Royal Philips Electronics NV, Europe's largest maker of consumer electronics, doesn't intend to exit its US electronics business as it works to return the unit to profit.
"It would very difficult to have a good position as a global consumer electronics company without being in the US," said Guy Demuynck, Chief Executive Officer at Philips Consumer Electronics, in an interview at the technology trade fair Cebit in Hanover, Germany. "It's crucial we're successful in the US."
Amsterdam-based Philips last month reported a record loss of 1.14 billion euros (US$1 billion) in the fourth quarter of last year on slumping sales of televisions, semiconductors and computer screens. It also had its first annual loss since 1996.
Philips posted a loss of 37 million euros at the part of its consumer electronics unit that makes televisions and stereos in 2001, including an unspecified loss at its US business.
The management at the business, located in Atlanta, has been given a three-year roadmap with "clear demands," said Demuynck. That plan doesn't call for the unit to show a profit for the full year 2002, he said.
"We certainly don't have the intention to exit the US market," he said. "We want to be a global leader in consumer electronics. That includes being in the US."
Philips Chief Executive Officer Gerard Kleisterlee said in a December interview with a Dutch business magazine he was prepared to close the US consumer electronics business if results there didn't improve. The business "on balance has been loss-making in the past 15 years," Kleisterlee said in the interview.
"Too early and too quickly has been written Philips will throw in the towel in the US," Demuynck.
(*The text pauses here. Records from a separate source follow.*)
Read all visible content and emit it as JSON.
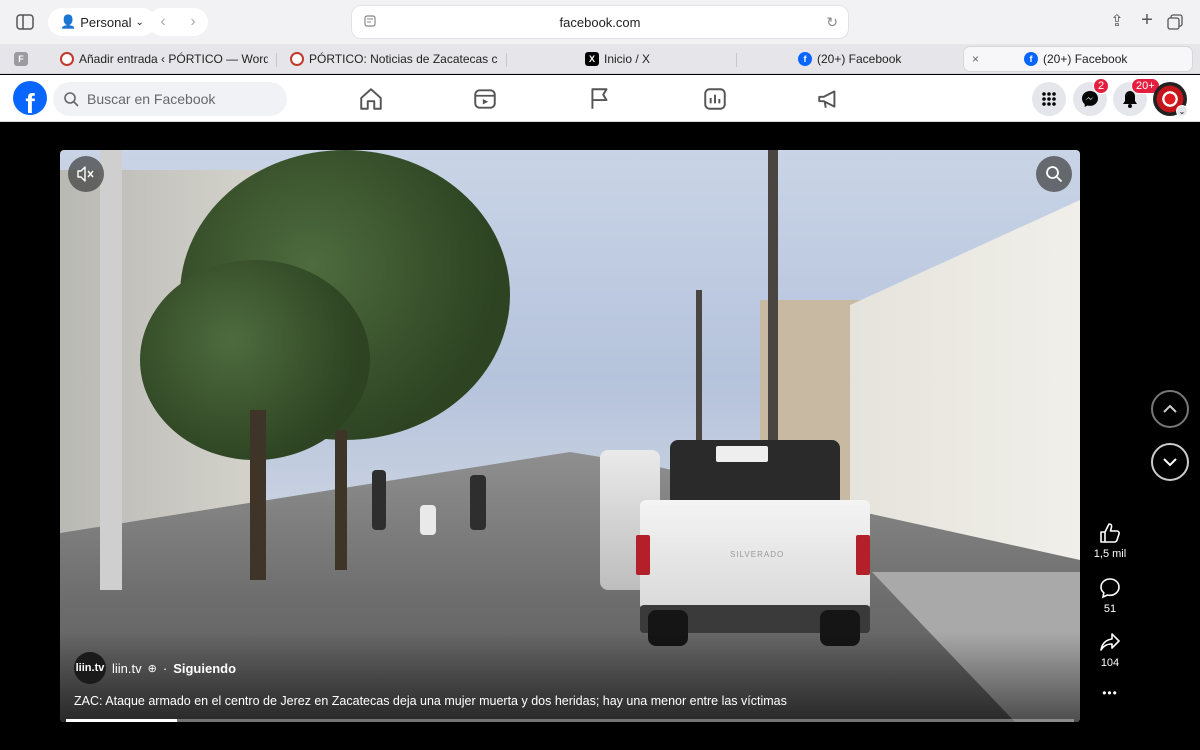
{
  "browser": {
    "profile_label": "Personal",
    "url": "facebook.com",
    "tabs": [
      {
        "label": "Añadir entrada ‹ PÓRTICO — Word..."
      },
      {
        "label": "PÓRTICO: Noticias de Zacatecas c..."
      },
      {
        "label": "Inicio / X"
      },
      {
        "label": "(20+) Facebook"
      },
      {
        "label": "(20+) Facebook"
      }
    ],
    "pinned_tab_letter": "F"
  },
  "facebook": {
    "search_placeholder": "Buscar en Facebook",
    "messenger_badge": "2",
    "notifications_badge": "20+",
    "brand_color": "#0866ff"
  },
  "video": {
    "author_avatar_text": "liin.tv",
    "author_name": "liin.tv",
    "separator": "·",
    "follow_status": "Siguiendo",
    "caption": "ZAC: Ataque armado en el centro de Jerez en Zacatecas deja una mujer muerta y dos heridas; hay una menor entre las víctimas",
    "progress_fraction": 0.11,
    "truck_plate_text": "SILVERADO"
  },
  "actions": {
    "likes": "1,5 mil",
    "comments": "51",
    "shares": "104",
    "more": "•••"
  }
}
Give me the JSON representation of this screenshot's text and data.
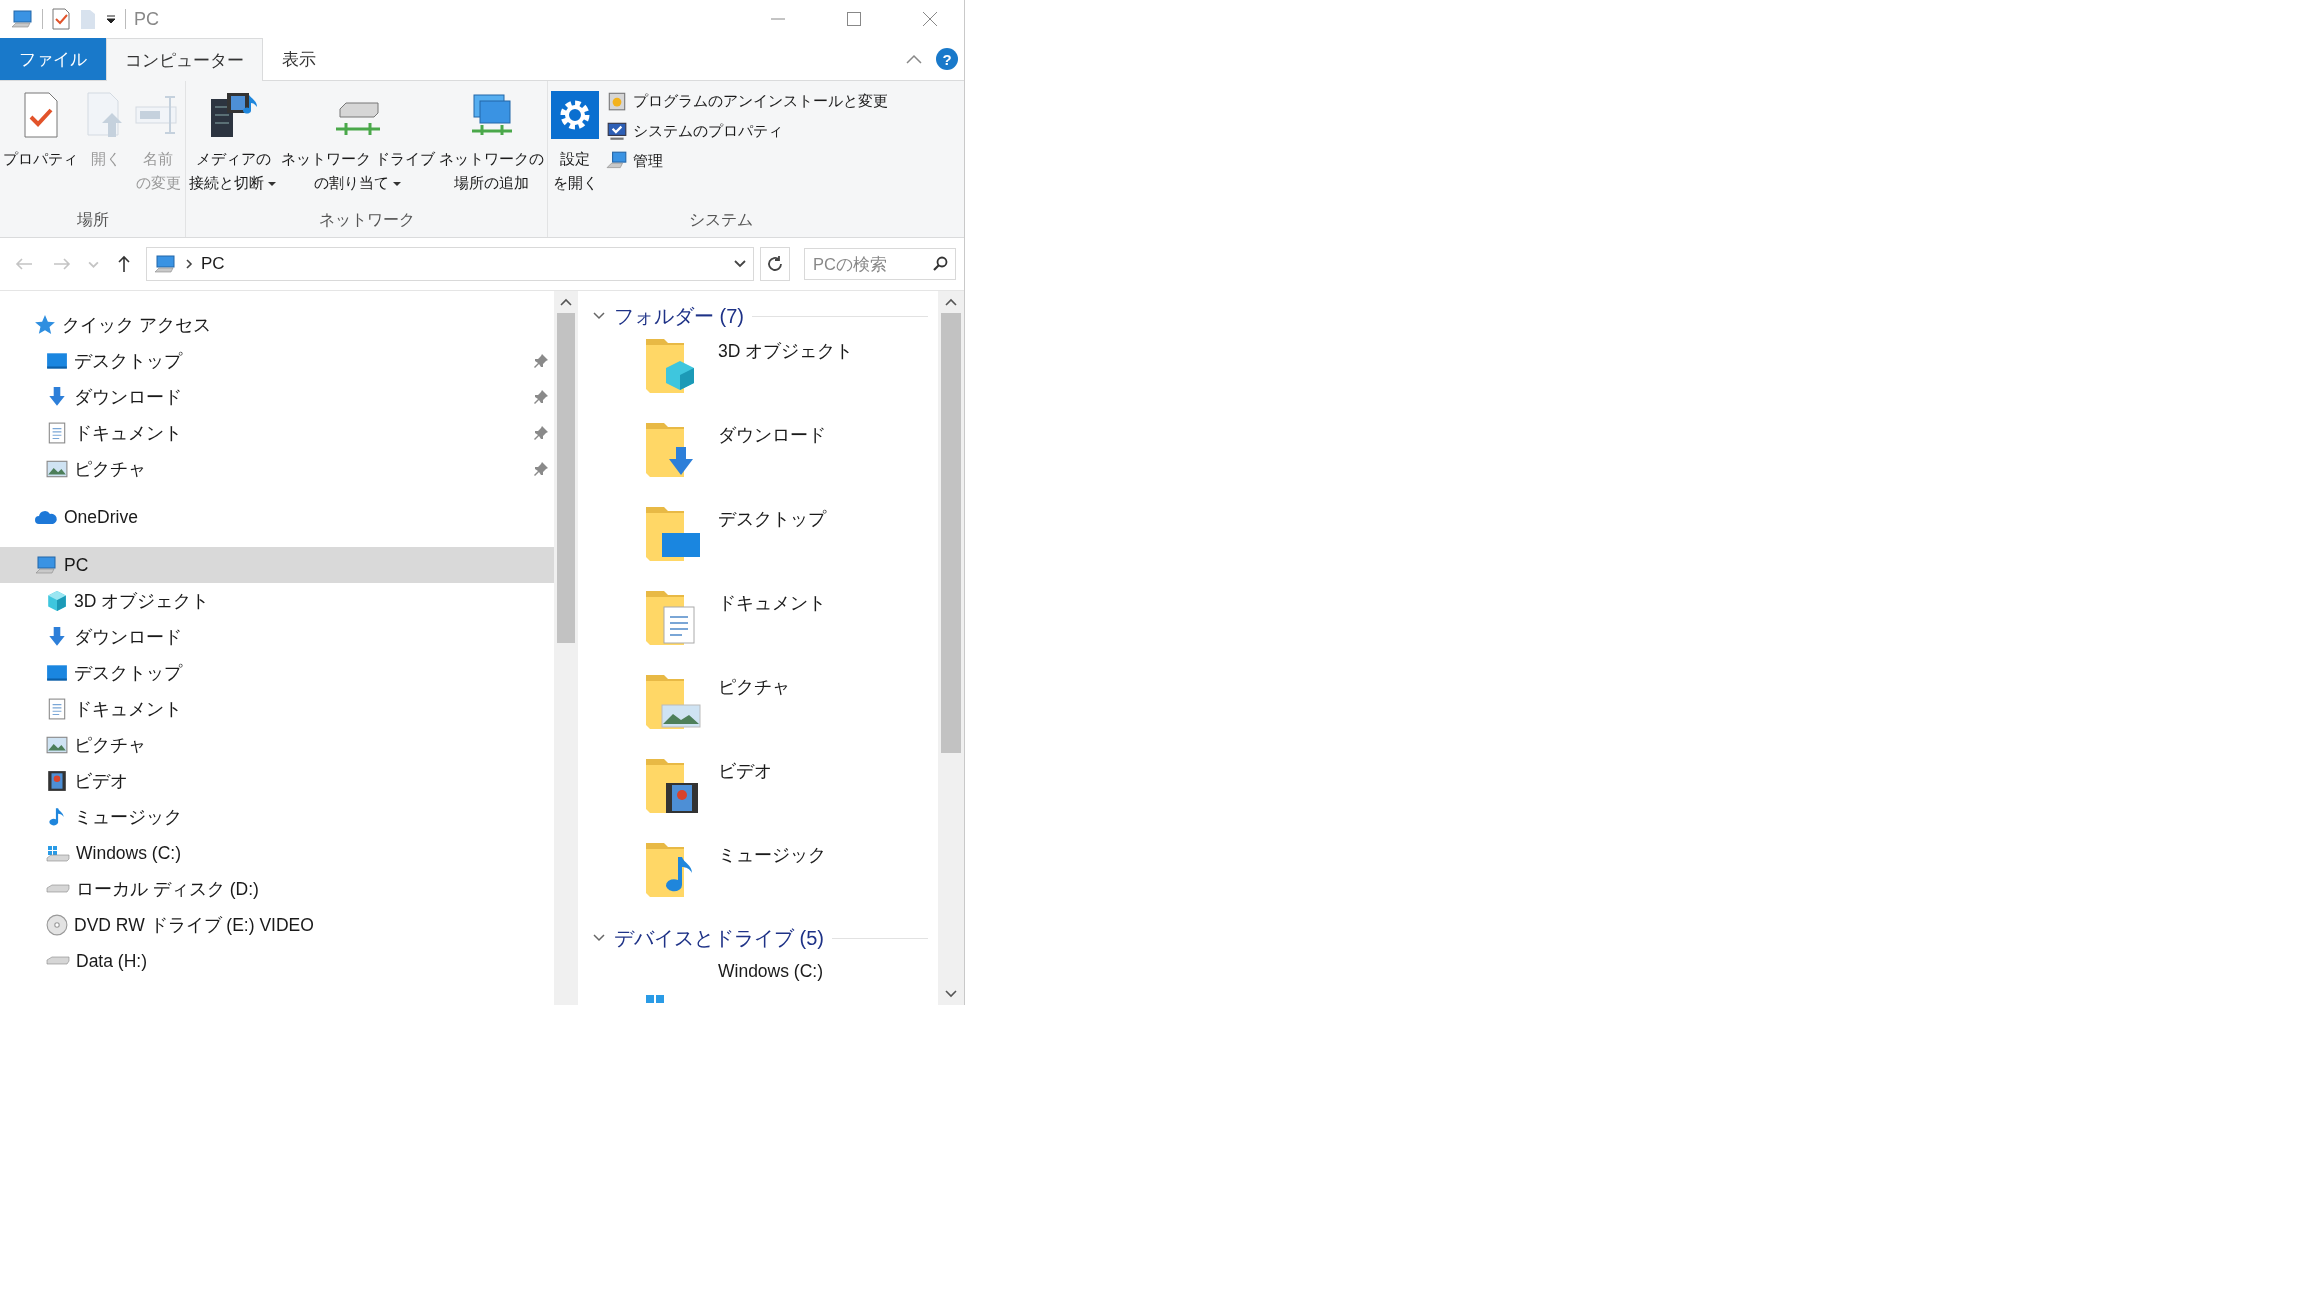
{
  "window": {
    "title": "PC"
  },
  "ribbon_tabs": [
    {
      "label": "ファイル",
      "kind": "file",
      "selected": false
    },
    {
      "label": "コンピューター",
      "kind": "tab",
      "selected": true
    },
    {
      "label": "表示",
      "kind": "tab",
      "selected": false
    }
  ],
  "help_label": "?",
  "ribbon_groups": [
    {
      "label": "場所",
      "items": [
        {
          "kind": "large",
          "lines": [
            "プロパティ"
          ],
          "disabled": false,
          "dropdown": false
        },
        {
          "kind": "large",
          "lines": [
            "開く"
          ],
          "disabled": true,
          "dropdown": false
        },
        {
          "kind": "large",
          "lines": [
            "名前",
            "の変更"
          ],
          "disabled": true,
          "dropdown": false
        }
      ]
    },
    {
      "label": "ネットワーク",
      "items": [
        {
          "kind": "large",
          "lines": [
            "メディアの",
            "接続と切断"
          ],
          "disabled": false,
          "dropdown": true
        },
        {
          "kind": "large",
          "lines": [
            "ネットワーク ドライブ",
            "の割り当て"
          ],
          "disabled": false,
          "dropdown": true
        },
        {
          "kind": "large",
          "lines": [
            "ネットワークの",
            "場所の追加"
          ],
          "disabled": false,
          "dropdown": false
        }
      ]
    },
    {
      "label": "システム",
      "items": [
        {
          "kind": "large",
          "lines": [
            "設定",
            "を開く"
          ],
          "disabled": false,
          "dropdown": false
        },
        {
          "kind": "small",
          "lines": [
            "プログラムのアンインストールと変更"
          ],
          "disabled": false
        },
        {
          "kind": "small",
          "lines": [
            "システムのプロパティ"
          ],
          "disabled": false
        },
        {
          "kind": "small",
          "lines": [
            "管理"
          ],
          "disabled": false
        }
      ]
    }
  ],
  "nav_buttons": [
    {
      "kind": "back",
      "disabled": true
    },
    {
      "kind": "forward",
      "disabled": true
    },
    {
      "kind": "recent",
      "disabled": true
    },
    {
      "kind": "up",
      "disabled": false
    }
  ],
  "address": {
    "path": "PC"
  },
  "search": {
    "placeholder": "PCの検索"
  },
  "navigation": [
    {
      "label": "クイック アクセス",
      "selected": false,
      "pinned": false,
      "children": [
        {
          "label": "デスクトップ",
          "selected": false,
          "pinned": true
        },
        {
          "label": "ダウンロード",
          "selected": false,
          "pinned": true
        },
        {
          "label": "ドキュメント",
          "selected": false,
          "pinned": true
        },
        {
          "label": "ピクチャ",
          "selected": false,
          "pinned": true
        }
      ]
    },
    {
      "label": "OneDrive",
      "selected": false,
      "pinned": false
    },
    {
      "label": "PC",
      "selected": true,
      "pinned": false,
      "children": [
        {
          "label": "3D オブジェクト",
          "selected": false,
          "pinned": false
        },
        {
          "label": "ダウンロード",
          "selected": false,
          "pinned": false
        },
        {
          "label": "デスクトップ",
          "selected": false,
          "pinned": false
        },
        {
          "label": "ドキュメント",
          "selected": false,
          "pinned": false
        },
        {
          "label": "ピクチャ",
          "selected": false,
          "pinned": false
        },
        {
          "label": "ビデオ",
          "selected": false,
          "pinned": false
        },
        {
          "label": "ミュージック",
          "selected": false,
          "pinned": false
        },
        {
          "label": "Windows (C:)",
          "selected": false,
          "pinned": false
        },
        {
          "label": "ローカル ディスク (D:)",
          "selected": false,
          "pinned": false
        },
        {
          "label": "DVD RW ドライブ (E:) VIDEO",
          "selected": false,
          "pinned": false
        },
        {
          "label": "Data (H:)",
          "selected": false,
          "pinned": false
        }
      ]
    }
  ],
  "content_groups": [
    {
      "title": "フォルダー (7)",
      "expanded": true,
      "items": [
        "3D オブジェクト",
        "ダウンロード",
        "デスクトップ",
        "ドキュメント",
        "ピクチャ",
        "ビデオ",
        "ミュージック"
      ]
    },
    {
      "title": "デバイスとドライブ (5)",
      "expanded": true,
      "items": [
        "Windows (C:)"
      ]
    }
  ]
}
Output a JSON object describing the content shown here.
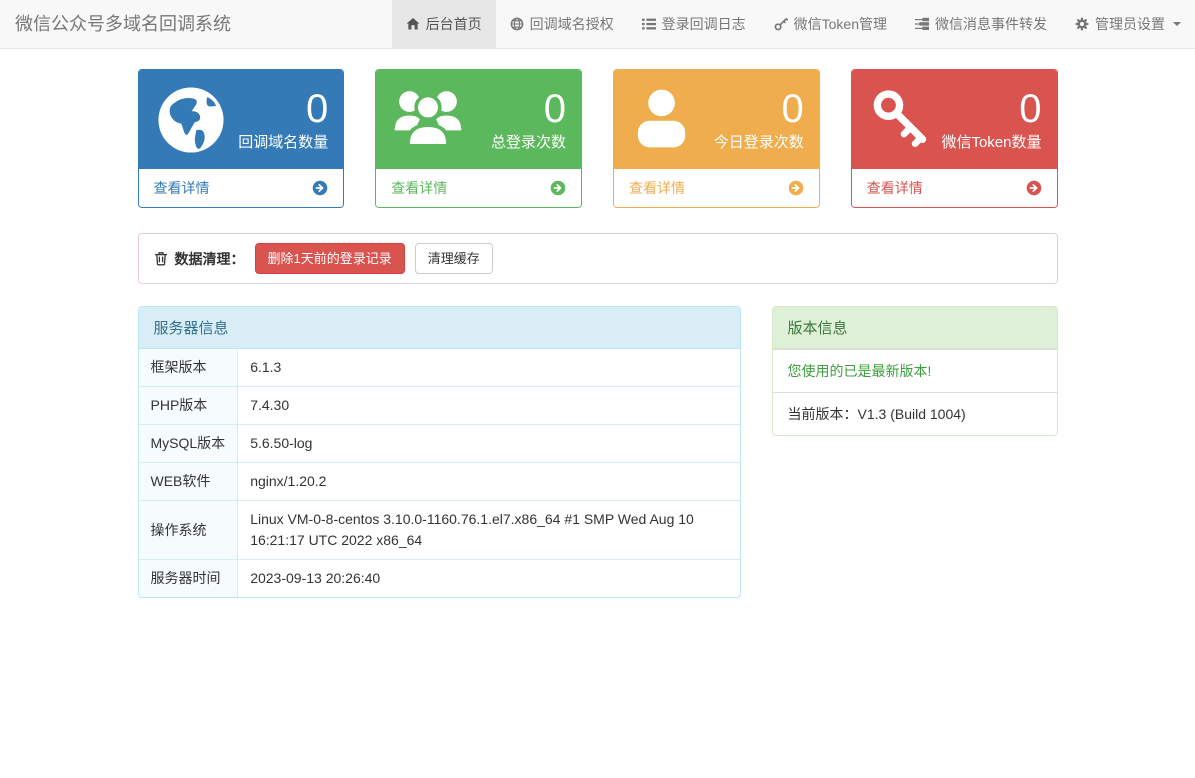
{
  "brand": "微信公众号多域名回调系统",
  "nav": {
    "items": [
      {
        "label": "后台首页",
        "icon": "home-icon",
        "active": true
      },
      {
        "label": "回调域名授权",
        "icon": "globe-icon",
        "active": false
      },
      {
        "label": "登录回调日志",
        "icon": "list-icon",
        "active": false
      },
      {
        "label": "微信Token管理",
        "icon": "key-icon",
        "active": false
      },
      {
        "label": "微信消息事件转发",
        "icon": "tasks-icon",
        "active": false
      },
      {
        "label": "管理员设置",
        "icon": "gear-icon",
        "active": false,
        "dropdown": true
      }
    ]
  },
  "stats": {
    "cards": [
      {
        "value": "0",
        "label": "回调域名数量",
        "link_label": "查看详情",
        "icon": "globe-icon",
        "color": "#337ab7"
      },
      {
        "value": "0",
        "label": "总登录次数",
        "link_label": "查看详情",
        "icon": "users-icon",
        "color": "#5cb85c"
      },
      {
        "value": "0",
        "label": "今日登录次数",
        "link_label": "查看详情",
        "icon": "user-icon",
        "color": "#f0ad4e"
      },
      {
        "value": "0",
        "label": "微信Token数量",
        "link_label": "查看详情",
        "icon": "key-icon",
        "color": "#d9534f"
      }
    ]
  },
  "cleanup": {
    "label": "数据清理：",
    "delete_button": "删除1天前的登录记录",
    "cache_button": "清理缓存"
  },
  "server_info": {
    "title": "服务器信息",
    "rows": [
      {
        "label": "框架版本",
        "value": "6.1.3"
      },
      {
        "label": "PHP版本",
        "value": "7.4.30"
      },
      {
        "label": "MySQL版本",
        "value": "5.6.50-log"
      },
      {
        "label": "WEB软件",
        "value": "nginx/1.20.2"
      },
      {
        "label": "操作系统",
        "value": "Linux VM-0-8-centos 3.10.0-1160.76.1.el7.x86_64 #1 SMP Wed Aug 10 16:21:17 UTC 2022 x86_64"
      },
      {
        "label": "服务器时间",
        "value": "2023-09-13 20:26:40"
      }
    ]
  },
  "version_info": {
    "title": "版本信息",
    "status": "您使用的已是最新版本!",
    "current": "当前版本：V1.3 (Build 1004)"
  },
  "icons": {
    "home-icon": "house",
    "globe-icon": "globe",
    "list-icon": "bulleted list",
    "key-icon": "key",
    "tasks-icon": "task bars",
    "gear-icon": "gear",
    "caret-down-icon": "▾",
    "trash-icon": "trash can",
    "arrow-circle-right-icon": "circled right arrow",
    "users-icon": "user group",
    "user-icon": "person"
  },
  "colors": {
    "primary": "#337ab7",
    "success": "#5cb85c",
    "warning": "#f0ad4e",
    "danger": "#d9534f",
    "navbar_bg": "#f8f8f8",
    "navbar_active_bg": "#e7e7e7",
    "info_header_bg": "#d9edf7",
    "info_text": "#31708f",
    "success_header_bg": "#dff0d8",
    "success_text": "#3c763d",
    "danger_panel_border": "#ebccd1"
  }
}
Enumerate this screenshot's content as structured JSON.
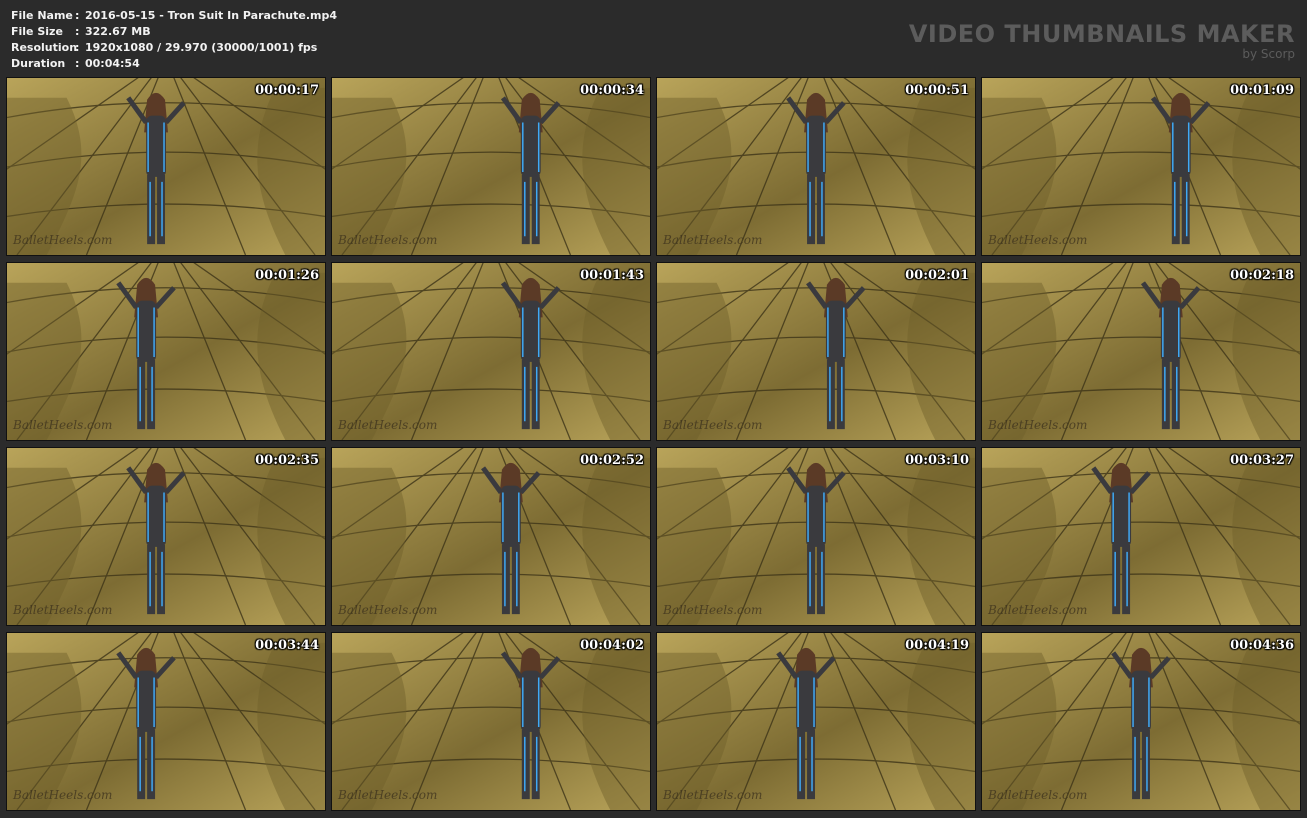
{
  "file_info": {
    "file_name_label": "File Name",
    "file_name_value": "2016-05-15 - Tron Suit In Parachute.mp4",
    "file_size_label": "File Size",
    "file_size_value": "322.67 MB",
    "resolution_label": "Resolution",
    "resolution_value": "1920x1080 / 29.970 (30000/1001) fps",
    "duration_label": "Duration",
    "duration_value": "00:04:54",
    "separator": ":"
  },
  "brand": {
    "title": "VIDEO THUMBNAILS MAKER",
    "subtitle": "by Scorp"
  },
  "watermark": "BalletHeels.com",
  "colors": {
    "background": "#2b2b2b",
    "fabric_light": "#b9a45a",
    "fabric_dark": "#7d6c33",
    "suit": "#3a3a3e",
    "suit_accent": "#3fa9f5"
  },
  "thumbnails": [
    {
      "time": "00:00:17"
    },
    {
      "time": "00:00:34"
    },
    {
      "time": "00:00:51"
    },
    {
      "time": "00:01:09"
    },
    {
      "time": "00:01:26"
    },
    {
      "time": "00:01:43"
    },
    {
      "time": "00:02:01"
    },
    {
      "time": "00:02:18"
    },
    {
      "time": "00:02:35"
    },
    {
      "time": "00:02:52"
    },
    {
      "time": "00:03:10"
    },
    {
      "time": "00:03:27"
    },
    {
      "time": "00:03:44"
    },
    {
      "time": "00:04:02"
    },
    {
      "time": "00:04:19"
    },
    {
      "time": "00:04:36"
    }
  ]
}
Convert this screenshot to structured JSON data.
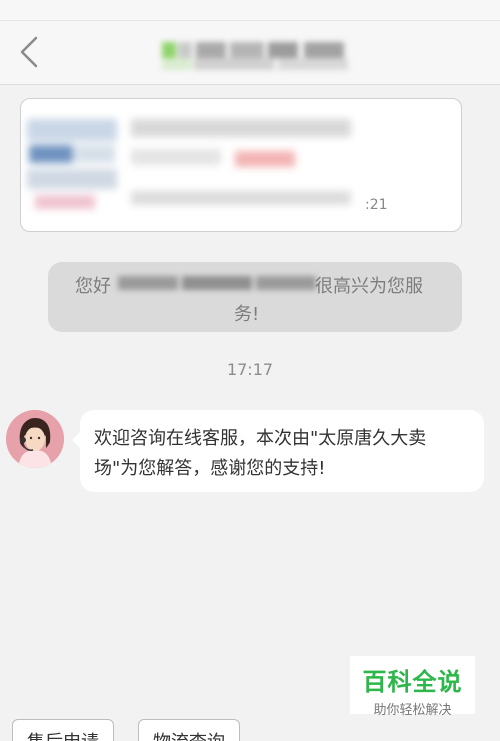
{
  "header": {
    "back_icon": "chevron-left-icon"
  },
  "welcome": {
    "prefix": "您好",
    "suffix": "很高兴为您服",
    "line2": "务!"
  },
  "chat": {
    "timestamp": "17:17",
    "agent_avatar_icon": "customer-service-avatar",
    "message": "欢迎咨询在线客服，本次由\"太原唐久大卖场\"为您解答，感谢您的支持!"
  },
  "order_card": {
    "number_fragment": ":21"
  },
  "watermark": {
    "main": "百科全说",
    "sub": "助你轻松解决"
  },
  "quick_actions": [
    "售后申请",
    "物流查询"
  ],
  "colors": {
    "brand_green": "#2db74a",
    "bubble_gray": "#dadada"
  }
}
In the fourth quarter, traditionally the best period for Philips' consumer electronics business, the US "needs to show a clear improvement."
* Philips reported a record loss of 1.14 billion euros (US$1 billion) in the fourth quarter of last year on slumping sales of televisions, semiconductors and computer screens.
* The company's US unit isn't expected to show a profit for this year.
* According to the CEO of Philips, the US unit "on balance has been loss-making in the past 15 years."
Philips, founded in 1891, is the biggest maker of light bulbs and electric shavers, as well as Europe's third-largest chipmaker.
Demuynck reiterated Philips may farm out the production of low-growth products such as standard TVs after it did the same with the manufacturing of VCRs last year.
"We don't exclude the possibility we'll outsource the production of lower-end TVs. That doesn't mean we'll exit that business, it means we want to allocate the resources for higher-growth products."